Soledad

Suelo despertar en mitad de la noche. Estoy seguro de que lo hago al escuchar ruidos en el tejado. Vivo en un dúplex y los dormitorios, por tradición y costumbre, se ubicaron en la planta de arriba. Sobre el techo, la bovedilla y, sobre esta, las tejas. Por último, encima de ellas, alguien o algo camina todas las noches, entre las tres y las cuatro.

Cuando abro los ojos, pruebo a no encender la luz de la mesita de noche. Permanezco a oscuras, dando tiempo a la vista para que, poco a poco, mis ojos sean capaces de captar alguna forma. Con el paso de los minutos, adivino el armario frente a la cama, la cómoda a la izquierda, la ventana cerrada a mi derecha. Y escucho los pasos sobre el tejado. Uno, dos, tres, ahora corren, paran, vuelven.

Tal vez busquen la manera de entrar. No debe ser difícil, aunque tendrían que romper el forjado. Desvelado y en penumbra, me pregunto qué haría si, de repente, accediera a la habitación. Quizá sea capaz de leer el pensamiento, pues justo en el momento en el que imagino esto, cesa. Ya no escucho ruido alguno e, irremediablemente, acabo por dormirme.

Quiero decir que lo que cuento sólo ocurre cuando no hay nadie más, que es la mayor parte del tiempo. Si, en las habitaciones del fondo, duermen los niños, no ocurre nada. Sea lo que sea lo que transita por el tejado, le asusta la compañía. Me quiere sólo a mí.

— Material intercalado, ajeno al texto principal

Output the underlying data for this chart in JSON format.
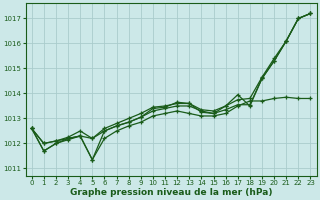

A veces he pensado que podías ser tú. Tal vez no entiendas qué haces ahí arriba y busques la manera de volver. Todo encajaría, porque te fuiste mientras dormías, así que supongo que no sabes dónde estás. De alguna manera pretendes regresar aquí abajo conmigo. Me costó, aunque no lo creas, volver a dormir aquí. Sentía, cada vez que lo intentaba, el frío helado que me despertó esa mañana. Con el tiempo me acostumbré, aunque sigo ocupando el lado derecho, porque el izquierdo sigue estando frío y el centro del colchón está, sospechosamente, hundido, como si aún siguieras ahí.

Llevo unos quince minutos a oscuras, con los ojos abiertos. Lo cierto es que ya casi puedo ver todos los detalles de la habitación. Incluso soy capaz de recordarte buscando entre los cajones de la cómoda, abriendo el armario, vistiéndote. Es curioso cómo sigue quedando algo de luz a pesar de tanta oscuridad.

Ya me he hecho a la idea de que lo de arriba eres tú y no quiero que te enfades o que ocurra como con esos fantasmas angustiados que protagonizan películas. Los mismos que se vuelven vengativos y sólo quieren hacer daño. De todas formas preferiría que, si eres tú realmente, te marches.

Comprende que no quiero volver a vivir aquello. No sé en qué estado te me aparecerías y no está entre mis intenciones arriesgarme. Me bastó con verte aquella mañana de esa manera. Te abracé o, más bien, abracé tu cuerpo inerte. Lloré desconsoladamente a tu lado hasta que reuní las fuerzas necesarias para llamar a los sanitarios. Los llamé cuando ya no se podía hacer nada. Y no se podía hacer nada porque te fuiste mientras yo dormía. Sigo sin perdonármelo.

Voy a intentar dormir. Lo hago de espaldas a tu lado de la cama, a la vez que estiro la mano hacia atrás, buscándote. Hasta que la coges y la aprietas con fuerza. Las tienes heladas. Ya no te escucho en el tejado. Estás justo detrás de mí. No te miraré pero, si quieres quedarte, puedes hacerlo.